When I wasn't spending hours in the fields, picking and plowing and hauling carts, I was learning how to act human. Because Nina was the only one that could read, I helped her organize her books, and how to use the money that they had. I got to travel to their markets, and learn how to interact with and imitate those people. Soon, I was practically running things on my own.

Katharine's comment about me being "tall and skinny" came back to my mind one day. I was never very strong. I wasn't weak, but my body lacked the tone and strength that Ezra had, and he would tease me about it constantly. My muscles were small; more there because I was thin. Frowning, I went to the river. I saw that my body had toned. I looked…strong; my muscles had grown, as large as (if not larger than) Ezra's, and were tight. I supposed that hours in the fields lifting and pushing had done this to me. My hair had grown longer, curling over my ears and onto my shoulders. I smiled; I looked like…dare I say it? Like one of the Gods that the Romans loved to sculpt and portray. I almost flinched at the thought of my vanity, comparing myself to a God, but then I smirked. Who would stop me? What could they do; cast me out again? I realized just how nice I looked, and how I could use it, when the girls from around town would stop to see me work.
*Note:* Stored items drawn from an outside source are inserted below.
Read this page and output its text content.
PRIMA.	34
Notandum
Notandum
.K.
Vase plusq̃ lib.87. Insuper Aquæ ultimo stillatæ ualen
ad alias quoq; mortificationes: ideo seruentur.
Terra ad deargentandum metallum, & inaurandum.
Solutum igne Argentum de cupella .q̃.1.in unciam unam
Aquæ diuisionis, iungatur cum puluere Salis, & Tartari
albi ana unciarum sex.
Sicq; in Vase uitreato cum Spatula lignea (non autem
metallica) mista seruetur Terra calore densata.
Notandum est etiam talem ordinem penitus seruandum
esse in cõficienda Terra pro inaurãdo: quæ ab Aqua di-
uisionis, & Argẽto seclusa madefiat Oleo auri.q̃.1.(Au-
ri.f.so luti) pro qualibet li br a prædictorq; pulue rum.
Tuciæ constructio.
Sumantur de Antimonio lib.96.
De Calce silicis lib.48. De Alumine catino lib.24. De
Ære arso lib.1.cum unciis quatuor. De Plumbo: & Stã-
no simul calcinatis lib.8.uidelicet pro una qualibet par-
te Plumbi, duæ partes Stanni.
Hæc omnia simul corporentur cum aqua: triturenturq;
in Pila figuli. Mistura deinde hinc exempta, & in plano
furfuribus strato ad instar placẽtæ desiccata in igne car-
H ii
"Hi, Henry!" they'd purr as they walked past. Henry was my newly given name; I didn't care for it, but I certainly didn't want them to know my real name. Before I knew what I looked like, I would just blush and look at the ground. Now, with my newly found confidence, I would answer back, and they'd giggle. After work one day, I'd followed them around town. I learned exactly what it was that charmed them, and in response, they'd let me sit with them while they gossiped about everything going on. Normally, I'd have found their talking annoying, but they seemed to know everything about the culture that was the Loire Valley. They taught me who lived in what home, and what they did. I listened as they spoke about the Duc, and how "good looking" and "charming" and "wealthy" he was. Getting to know the men around town was harder. At first, they saw me as a threat. I quickly convinced (and by convinced, I mindtricked) them into accepting me, and teaching me what they knew. I even learned how to dance. I refused to learn the songs; I refused to sing anymore. It reminded me too much of what I'd lost.
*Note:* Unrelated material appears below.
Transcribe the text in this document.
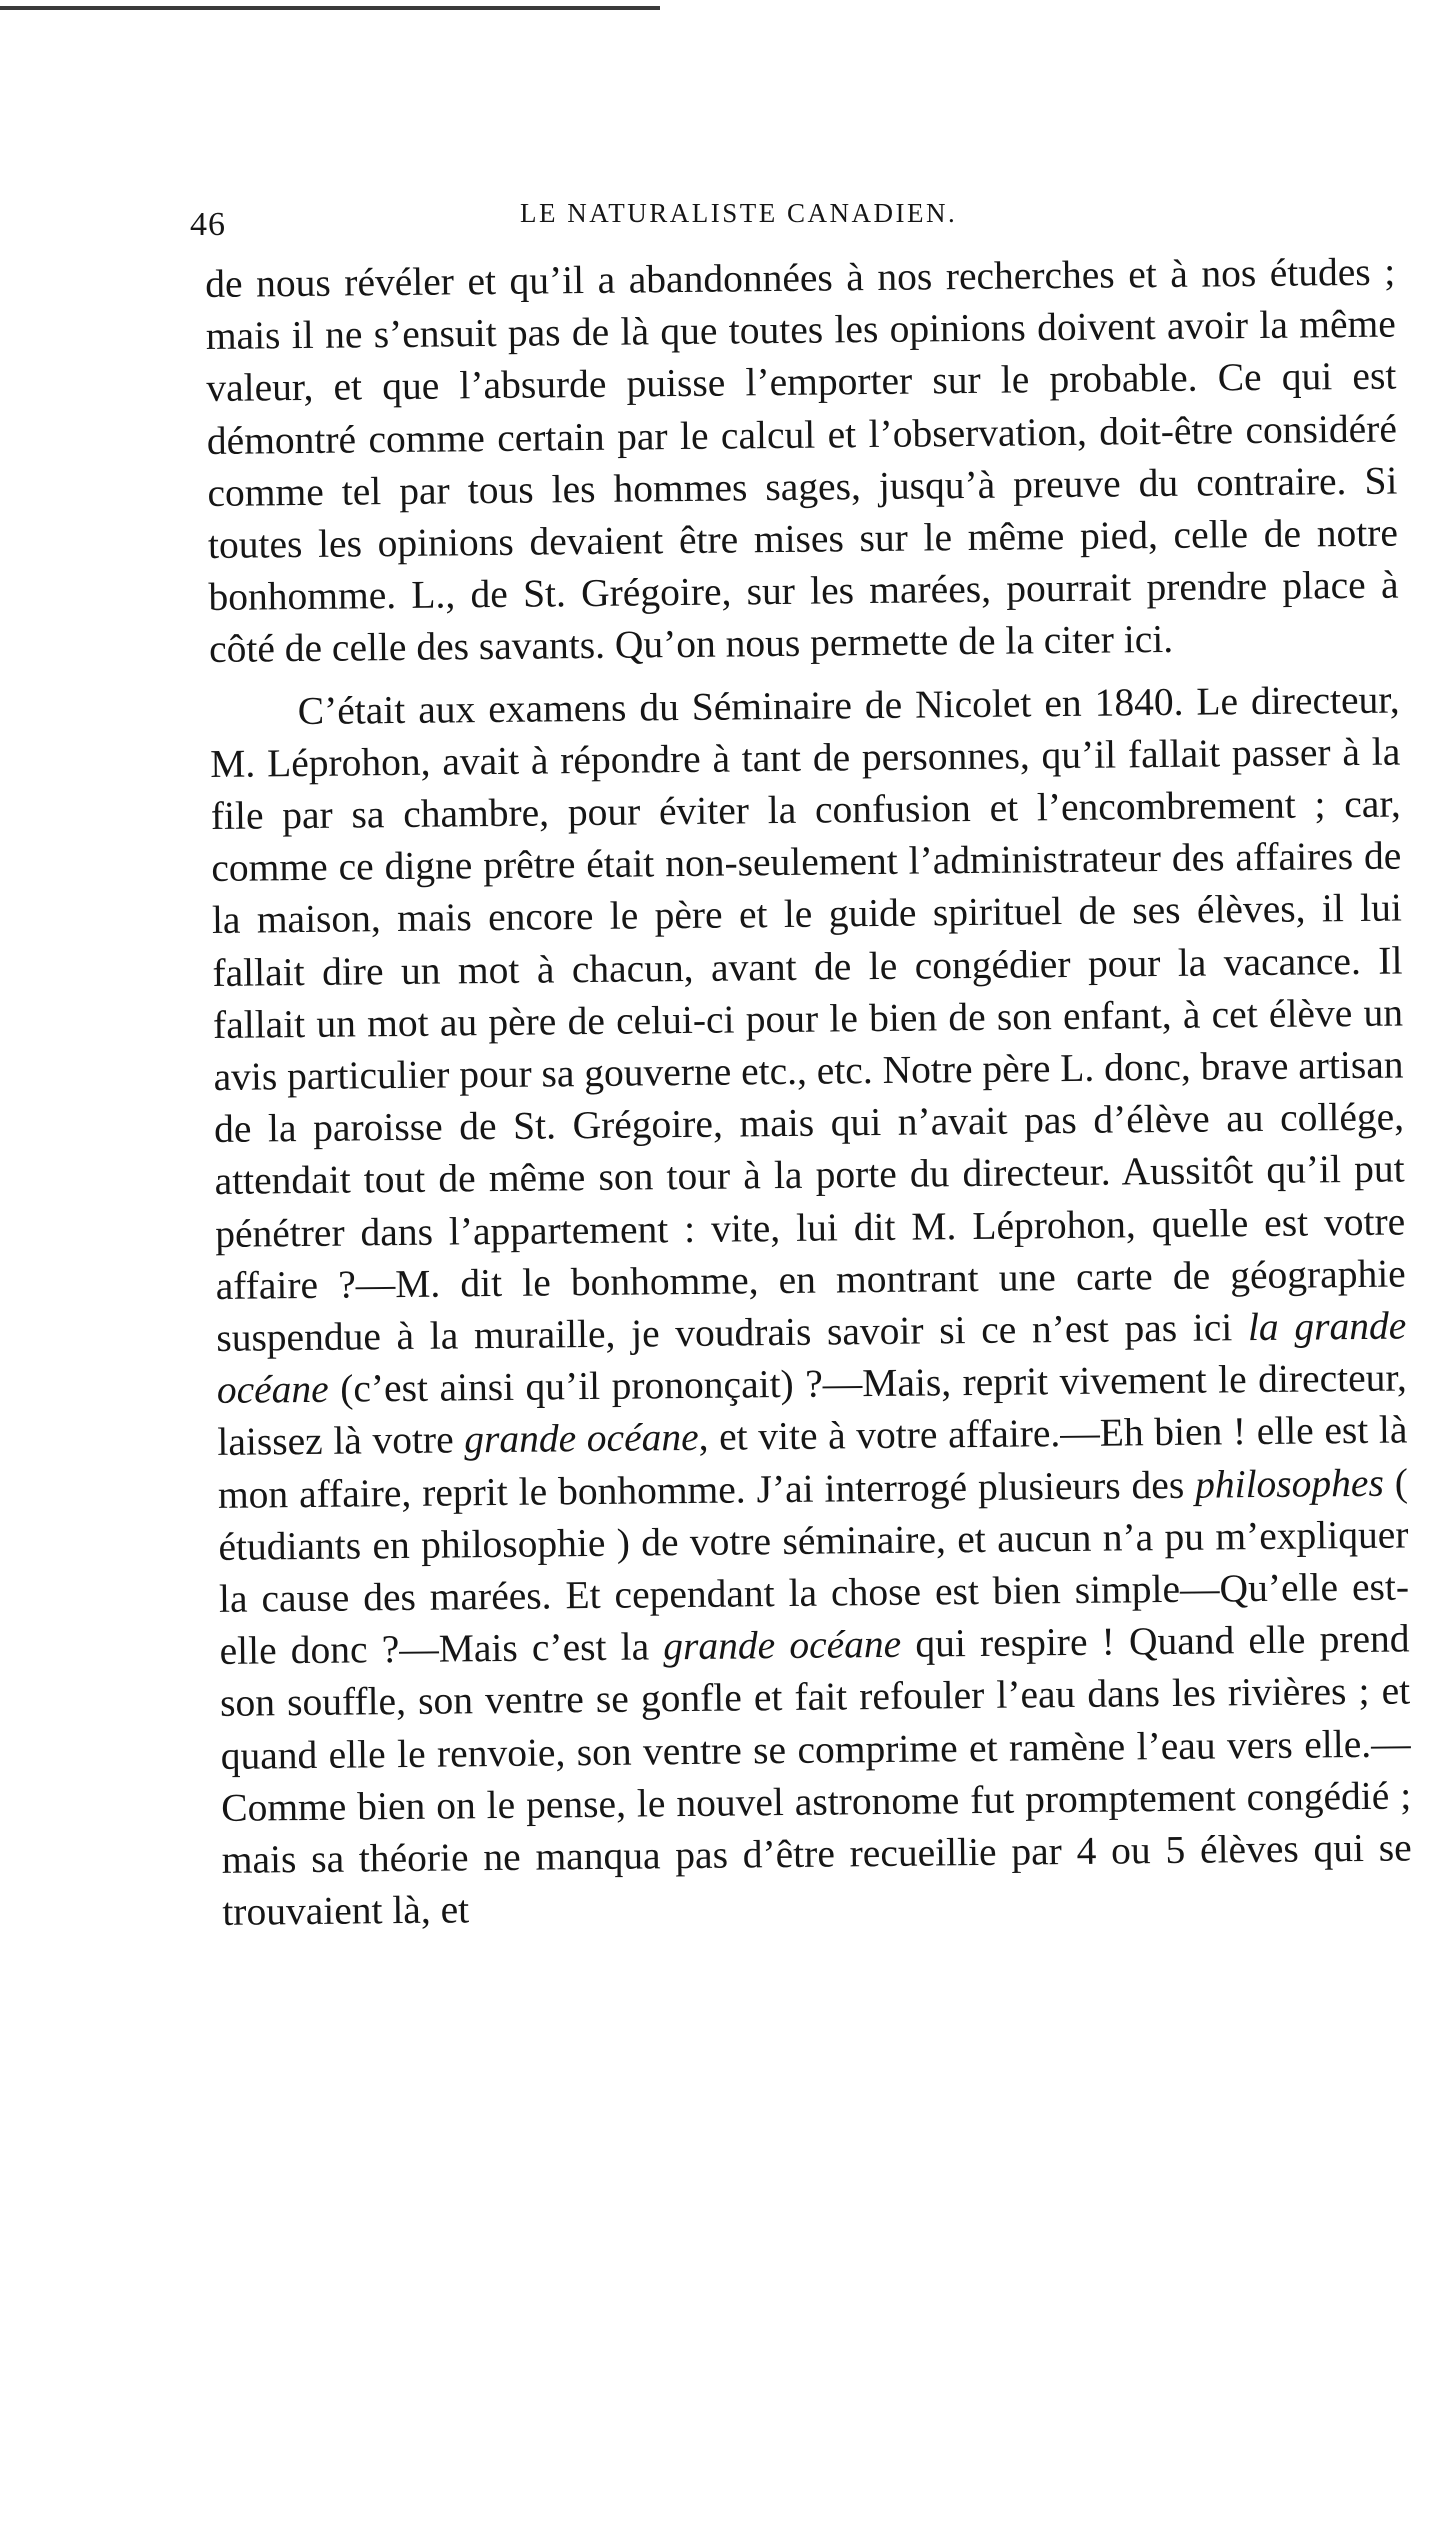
46	LE NATURALISTE CANADIEN.

de nous révéler et qu’il a abandonnées à nos recherches et à nos études ; mais il ne s’ensuit pas de là que toutes les opinions doivent avoir la même valeur, et que l’absurde puisse l’emporter sur le probable. Ce qui est démontré comme certain par le calcul et l’observation, doit-être considéré comme tel par tous les hommes sages, jusqu’à preuve du contraire. Si toutes les opinions devaient être mises sur le même pied, celle de notre bonhomme. L., de St. Grégoire, sur les marées, pourrait prendre place à côté de celle des savants. Qu’on nous permette de la citer ici.

C’était aux examens du Séminaire de Nicolet en 1840. Le directeur, M. Léprohon, avait à répondre à tant de personnes, qu’il fallait passer à la file par sa chambre, pour éviter la confusion et l’encombrement ; car, comme ce digne prêtre était non-seulement l’administrateur des affaires de la maison, mais encore le père et le guide spirituel de ses élèves, il lui fallait dire un mot à chacun, avant de le congédier pour la vacance. Il fallait un mot au père de celui-ci pour le bien de son enfant, à cet élève un avis particulier pour sa gouverne etc., etc. Notre père L. donc, brave artisan de la paroisse de St. Grégoire, mais qui n’avait pas d’élève au collége, attendait tout de même son tour à la porte du directeur. Aussitôt qu’il put pénétrer dans l’appartement : vite, lui dit M. Léprohon, quelle est votre affaire ?—M. dit le bonhomme, en montrant une carte de géographie suspendue à la muraille, je voudrais savoir si ce n’est pas ici la grande océane (c’est ainsi qu’il prononçait) ?—Mais, reprit vivement le directeur, laissez là votre grande océane, et vite à votre affaire.—Eh bien ! elle est là mon affaire, reprit le bonhomme. J’ai interrogé plusieurs des philosophes ( étudiants en philosophie ) de votre séminaire, et aucun n’a pu m’expliquer la cause des marées. Et cependant la chose est bien simple—Qu’elle est-elle donc ?—Mais c’est la grande océane qui respire ! Quand elle prend son souffle, son ventre se gonfle et fait refouler l’eau dans les rivières ; et quand elle le renvoie, son ventre se comprime et ramène l’eau vers elle.— Comme bien on le pense, le nouvel astronome fut promptement congédié ; mais sa théorie ne manqua pas d’être recueillie par 4 ou 5 élèves qui se trouvaient là, et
I stayed out of sight when the Duc and his family came into town. I watched, like a predator, as he would strut down the street, confident, aware that he could have whatever and whomever he chose. I watched what his favorite shops were; what he liked to eat, and what he chose to wear. I would follow him back to his home, and silently stalk the activities he participated in. I needed to know these things so that when I became him, there would be no discernible difference. It didn't seem like it would be hard; for all his finery, the boy seemed like a fool.

There was one more thing I needed to learn, before I was fully prepared. The men had laughed when I'd told them, and they "educated" me on the "finer lesson of life". That is; they taught me what and how sex happens. They were brash men; and so the things they taught me were rudimentary. They lacked the charm that I knew the girls' wanted, and so I'd make sure to provide it. I practiced on Katharine. One look at my new body, and my charming words, and the snake had fallen right back into her old tricks.

It was weird; I couldn't feel a thing. I already didn't feel any sort of passion, or love for her, and so the entire act was lacking. I never finished with her; I knew what happened now when a fallen angel and a human procreated, and I certainly didn't want any bastard Nephilim, especially not with her blood. Still, I did it, over and over. The one thing that gave me satisfaction, albeit cheap, was that I knew that the Archangels would be watching, and they'd be disgusted as I violated a sacred law.

When she was finished, I knew that I was ready. I'd easily perfected every human thing that I felt I wanted to know, and I was certainly powerful enough to handle anything else that came my way.